In brief, cells were fixed with fixation buffer (2% formaldehyde and 0.2% glutaraldehyde) for 3–5 min at room temperature. Then, cells were washed twice with PBS and stained with staining buffer at 37 °C overnight. The percentage of SA-β-gal positive cells were quantified using ImageJ.

Clonal expansion assay

Three thousand heVECs or heVSMCs were seeded in each collagen-coated well and cultured in complete heVEC and heVSMC medium for 10 days. Cells were fixed and stained with 0.2% crystal violet. The relative cell number was counted with ImageJ.

Cell migration assay

The cell migration ability of heVECs was measured by wound healing assays. For the wound healing assay, heVECs were plated and cultured in collagen-coated 12-well plates. When the cells reached 100% confluence, a linear scratch (“wound”) was generated using a 1-ml pipette tip, and the cells were cultured and monitored by IncuCyte live-cell analysis system (Essen BioScience) at 37 °C. The number of cells that migrated into the scratch was counted using ImageJ.

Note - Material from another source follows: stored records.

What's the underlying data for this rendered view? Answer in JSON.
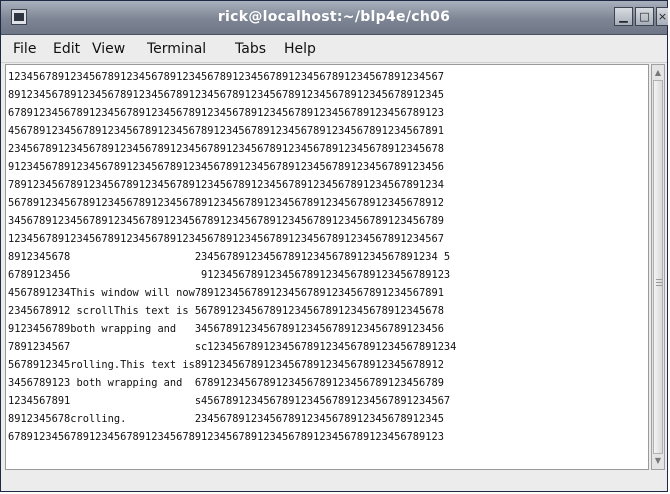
{
  "window": {
    "title": "rick@localhost:~/blp4e/ch06",
    "minimize_label": "▁",
    "maximize_label": "□",
    "close_label": "×"
  },
  "menubar": {
    "items": [
      "File",
      "Edit",
      "View",
      "Terminal",
      "Tabs",
      "Help"
    ]
  },
  "terminal": {
    "lines": [
      "1234567891234567891234567891234567891234567891234567891234567891234567",
      "8912345678912345678912345678912345678912345678912345678912345678912345",
      "6789123456789123456789123456789123456789123456789123456789123456789123",
      "4567891234567891234567891234567891234567891234567891234567891234567891",
      "2345678912345678912345678912345678912345678912345678912345678912345678",
      "9123456789123456789123456789123456789123456789123456789123456789123456",
      "7891234567891234567891234567891234567891234567891234567891234567891234",
      "5678912345678912345678912345678912345678912345678912345678912345678912",
      "3456789123456789123456789123456789123456789123456789123456789123456789",
      "1234567891234567891234567891234567891234567891234567891234567891234567",
      "8912345678                    234567891234567891234567891234567891234 5",
      "6789123456                     9123456789123456789123456789123456789123",
      "4567891234This window will now7891234567891234567891234567891234567891",
      "2345678912 scrollThis text is 5678912345678912345678912345678912345678",
      "9123456789both wrapping and   3456789123456789123456789123456789123456",
      "7891234567                    sc1234567891234567891234567891234567891234",
      "5678912345rolling.This text is8912345678912345678912345678912345678912",
      "3456789123 both wrapping and  6789123456789123456789123456789123456789",
      "1234567891                    s4567891234567891234567891234567891234567",
      "8912345678crolling.           2345678912345678912345678912345678912345",
      "6789123456789123456789123456789123456789123456789123456789123456789123"
    ]
  },
  "icons": {
    "app": "terminal-icon",
    "scroll_up": "arrow-up-icon",
    "scroll_down": "arrow-down-icon"
  }
}
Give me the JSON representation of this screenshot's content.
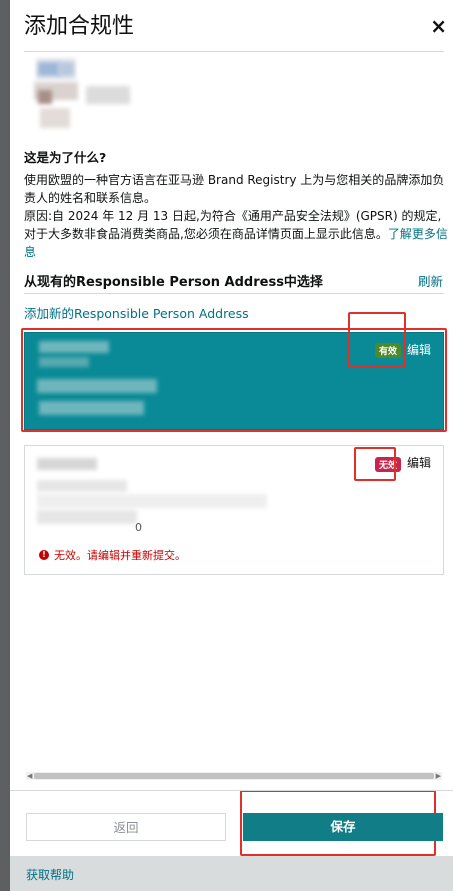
{
  "dialog": {
    "title": "添加合规性",
    "close_icon": "×"
  },
  "info": {
    "question": "这是为了什么?",
    "line1": "使用欧盟的一种官方语言在亚马逊 Brand Registry 上为与您相关的品牌添加负责人的姓名和联系信息。",
    "line2": "原因:自 2024 年 12 月 13 日起,为符合《通用产品安全法规》(GPSR) 的规定,对于大多数非食品消费类商品,您必须在商品详情页面上显示此信息。",
    "learn_more": "了解更多信息"
  },
  "section": {
    "title": "从现有的Responsible Person Address中选择",
    "refresh": "刷新",
    "add_new": "添加新的Responsible Person Address"
  },
  "addresses": [
    {
      "status": "有效",
      "edit": "编辑",
      "selected": true
    },
    {
      "status": "无效",
      "edit": "编辑",
      "selected": false,
      "partial_text": "0",
      "error": "无效。请编辑并重新提交。"
    }
  ],
  "buttons": {
    "back": "返回",
    "save": "保存"
  },
  "footer": {
    "help": "获取帮助"
  },
  "colors": {
    "selected_card": "#0a8a96",
    "valid_badge": "#4e8a2a",
    "invalid_badge": "#c7254e",
    "primary_button": "#107d87",
    "link": "#007185",
    "annotation": "#e0302a"
  }
}
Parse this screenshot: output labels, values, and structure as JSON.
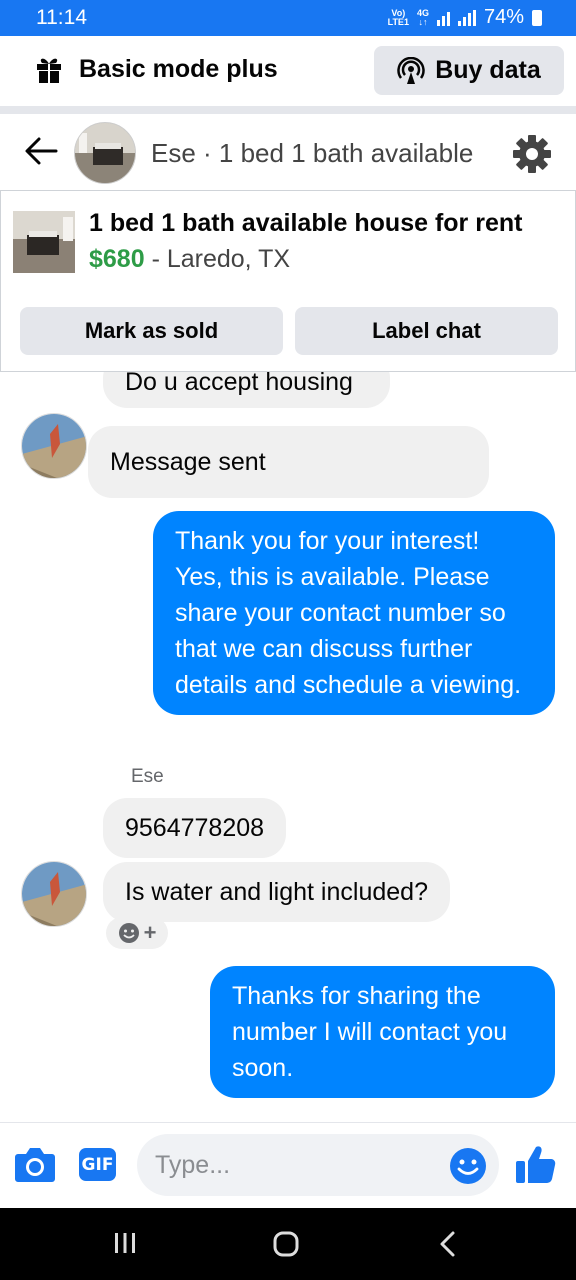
{
  "status_bar": {
    "time": "11:14",
    "network_top": "Vo)",
    "network_bottom": "LTE1",
    "network_type": "4G",
    "battery": "74%"
  },
  "mode_bar": {
    "title": "Basic mode plus",
    "buy_data": "Buy data"
  },
  "chat_header": {
    "title": "Ese · 1 bed 1 bath available"
  },
  "listing": {
    "title": "1 bed 1 bath available house for rent",
    "price": "$680",
    "location": " - Laredo, TX",
    "mark_sold": "Mark as sold",
    "label_chat": "Label chat"
  },
  "messages": {
    "m1": "Do u accept housing",
    "m2": "Message sent",
    "m3": "Thank you for your interest! Yes, this is available. Please share your contact number so that we can discuss further details and schedule a viewing.",
    "sender": "Ese",
    "m4": "9564778208",
    "m5": "Is water and light included?",
    "reaction_plus": "+",
    "m6": "Thanks for sharing the number I will contact you soon."
  },
  "composer": {
    "gif_label": "GIF",
    "placeholder": "Type..."
  },
  "colors": {
    "brand_blue": "#1877f2",
    "outgoing_bubble": "#0084ff",
    "incoming_bubble": "#f0f0f0",
    "price_green": "#2e9c47"
  },
  "icons": [
    "gift-icon",
    "broadcast-icon",
    "back-arrow-icon",
    "gear-icon",
    "camera-icon",
    "gif-icon",
    "emoji-icon",
    "thumbs-up-icon",
    "recents-icon",
    "home-icon",
    "back-nav-icon"
  ]
}
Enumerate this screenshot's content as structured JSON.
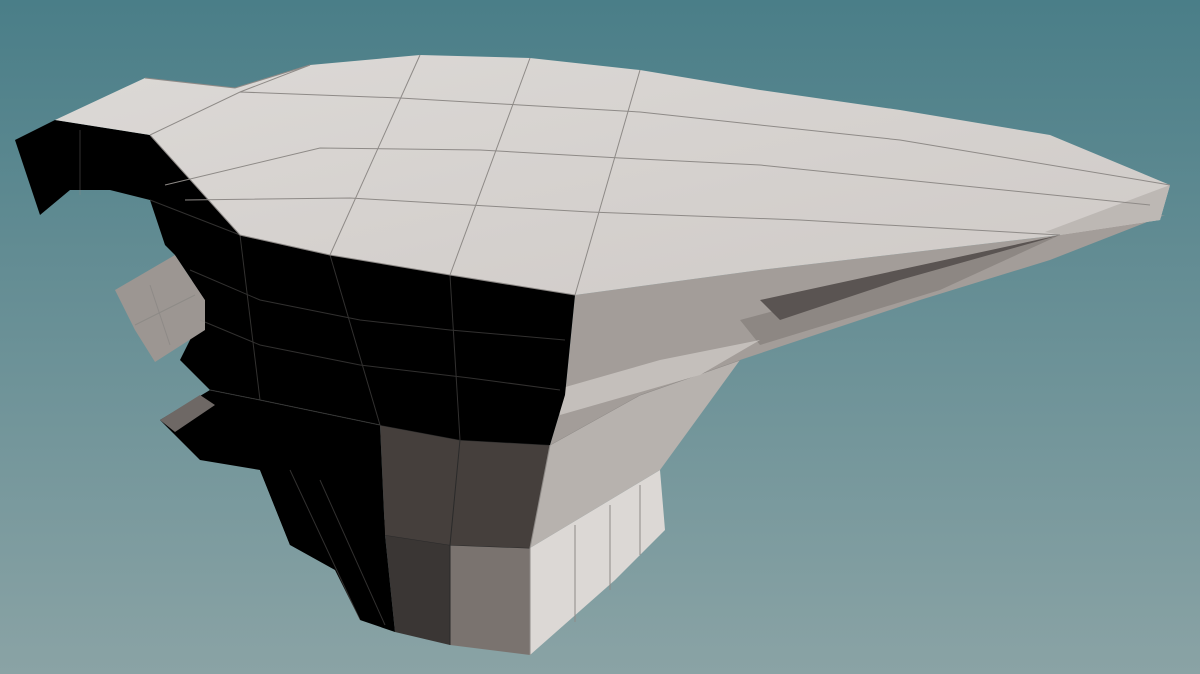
{
  "scene": {
    "subject": "low-poly-anvil-mesh",
    "colors": {
      "background_top": "#4a7e88",
      "background_bottom": "#8aa3a5",
      "face_top": "#d6d3d0",
      "face_light": "#b9b4b0",
      "face_mid": "#9c9692",
      "face_shadow": "#6f6965",
      "face_dark": "#3f3b39",
      "face_black": "#000000",
      "wire": "#8e8a87"
    }
  }
}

In vitro Matrigel tube formation assay

In brief, 7 × 104 ECs were seeded in Matrigel-coated 24 well plates. After 8 h of incubation, photographs were taken by the optical microscope (Olympus) and the tube length was quantified in three random microscopic fields with ImageJ.

Luciferase reporter assay

For luciferase reporter assay, FOXO3A promoter (−1980 to −992 bp) (containing the FOXA2 binding sites) were cloned into pGL3 vector. Then, HAECs were co-transfected with 0.8 μg of pGL3-FOXO3A-promoter vector, 0.2 μg of Renilla vector and 0.3 μg of FOXA2 cDNA expression vector (Origene, RC211408) or 50 uM siRNA-FOXA2. At 72 h after transfection, cells were lysed and relative luciferase activity was measured using Dual-Luciferase Reporter Assay Kit (Vigorous Biotechnology).

Statistical analysis

Data are presented as the means ± SEM. p value was calculated using GraphPad Prism software by two-tailed Student’s t tests. For multiple comparisons, two-way ANOVA or one-way ANOVA, followed by the recommended Holm–Sidak method, was used. Alternatively, statistical methods were included in figure legends.

Ethics statement

All animal experiments were conducted according to animal protocols approved by the Chinese Academy of Science Institutional Animal Care and Use Committee. Mice and monkeys were housed under a 12-h light/dark cycle and supplied with food and water ad libitum. Mice were anesthetized using isoflurane and euthanized with CO2 followed by cervical dislocation.